We may redefine fact using a reference cell and a for loop:

let fact n =
  let result = ref 1 in
  for i = 2 to n do
    result := i * !result
   done;
   !result;;
val fact : int -> int = <fun>
fact 5;;
- : int = 120

Higher-order functions

There is no restriction on functions, which may thus be passed as arguments to other functions. Let us define a function sigma that returns the sum of the results of applying a given function f to each element of a list:

let rec sigma f = function
    | [] -> 0
    | x :: l -> f x + sigma f l;;
val sigma : ('a -> int) -> 'a list -> int = <fun>

Anonymous functions may be defined using the function construct:

sigma (function x -> x * x) [1; 2; 3];;
- : int = 14

Polymorphism and higher-order functions allow defining function composition in its most general form:

let compose f g = function x -> f (g x);;
val compose : ('a -> 'b) -> ('c -> 'a) -> 'c -> 'b = <fun>
let square_o_fact = compose square fact;;
val square_o_fact : int -> int = <fun>
square_o_fact 5;;
- : int = 14400

The power of functions

The power of functions cannot be better illustrated than by the power function:

let rec power f n = 
    if n = 0 then function x -> x 
    else compose f (power f (n - 1));;
val power : ('a -> 'a) -> int -> 'a -> 'a = <fun>

The nth derivative of a function can be computed as in mathematics by raising the derivative function to the nth power:

let derivative dx f = function x -> (f (x +. dx) -. f x) /. dx;;
val derivative : float -> (float -> float) -> float -> float
let sin''' = power (derivative 1e-5) 3 sin;;
val sin''' : float -> float = <fun>
let pi = 4.0 *. atan 1.0 in sin''' pi;;
- : float = 0.999998972517346263

Symbolic computation

Let us consider simple symbolic expressions made up of integers, variables, let bindings, and binary operators. Such expressions can be defined as a new data type, as follows:

type expression =
  | Num of int
  | Var of string
  | Let of string * expression * expression
  | Binop of string * expression * expression;;

Evaluation of these expressions involves an environment that maps identifiers to values, represented as a list of pairs.
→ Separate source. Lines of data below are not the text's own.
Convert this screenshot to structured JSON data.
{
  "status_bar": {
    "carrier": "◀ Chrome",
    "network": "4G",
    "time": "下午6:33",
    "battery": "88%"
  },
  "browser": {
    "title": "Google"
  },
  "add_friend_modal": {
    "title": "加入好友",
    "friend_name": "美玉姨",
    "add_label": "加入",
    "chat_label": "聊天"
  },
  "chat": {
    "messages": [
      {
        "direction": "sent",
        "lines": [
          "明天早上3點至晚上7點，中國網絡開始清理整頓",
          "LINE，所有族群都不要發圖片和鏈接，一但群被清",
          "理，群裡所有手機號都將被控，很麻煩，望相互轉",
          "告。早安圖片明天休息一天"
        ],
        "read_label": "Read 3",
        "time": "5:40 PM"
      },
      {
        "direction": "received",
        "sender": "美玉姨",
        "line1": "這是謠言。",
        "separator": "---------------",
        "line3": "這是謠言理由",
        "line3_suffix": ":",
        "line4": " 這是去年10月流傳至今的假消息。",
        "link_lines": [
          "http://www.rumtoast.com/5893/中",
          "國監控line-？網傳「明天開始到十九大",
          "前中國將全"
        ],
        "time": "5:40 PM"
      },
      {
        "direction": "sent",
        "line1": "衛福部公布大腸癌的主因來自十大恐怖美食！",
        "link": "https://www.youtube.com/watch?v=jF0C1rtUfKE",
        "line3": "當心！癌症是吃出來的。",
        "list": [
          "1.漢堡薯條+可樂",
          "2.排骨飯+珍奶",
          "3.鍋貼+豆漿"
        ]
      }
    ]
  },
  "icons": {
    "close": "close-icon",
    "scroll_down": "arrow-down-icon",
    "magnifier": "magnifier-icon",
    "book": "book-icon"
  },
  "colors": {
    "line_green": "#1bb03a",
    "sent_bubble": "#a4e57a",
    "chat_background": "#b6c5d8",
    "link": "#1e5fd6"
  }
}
let rec eval env = function
  | Num i -> i
  | Var x -> List.assoc x env
  | Let (x, e1, in_e2) ->
     let val_x = eval env e1 in
     eval ((x, val_x) :: env) in_e2
  | Binop (op, e1, e2) ->
     let v1 = eval env e1 in
     let v2 = eval env e2 in
     eval_op op v1 v2

and eval_op op v1 v2 =
  match op with
  | "+" -> v1 + v2
  | "-" -> v1 - v2
  | "*" -> v1 * v2
  | "/" -> v1 / v2
  | _ -> failwith ("Unknown operator: " ^ op);;
val eval : (string * int) list -> expression -> int = <fun>
val eval_op : string -> int -> int -> int = <fun>

As an example, we evaluate the phrase let x = 1 in x + x:

eval [] (Let ("x", Num 1, Binop ("+", Var "x", Var "x")));;
- : int = 2

Pattern matching eases the definition of functions operating on symbolic data, by giving function definitions and type declarations similar shapes. Indeed, note the close resemblance between the definition of the eval function and that of the expression type.

Elementary debugging

To conclude, here is the simplest way of spying over functions:

let rec fib x = if x <= 1 then 1 else fib (x - 1) + fib (x - 2);;
val fib : int -> int = <fun>
#trace fib;;
fib is now traced.
fib 3;;
fib <-- 3
fib <-- 1
fib --> 1
fib <-- 2
fib <-- 0
fib --> 1
fib <-- 1
fib --> 1
fib --> 2
fib --> 3
- : int = 3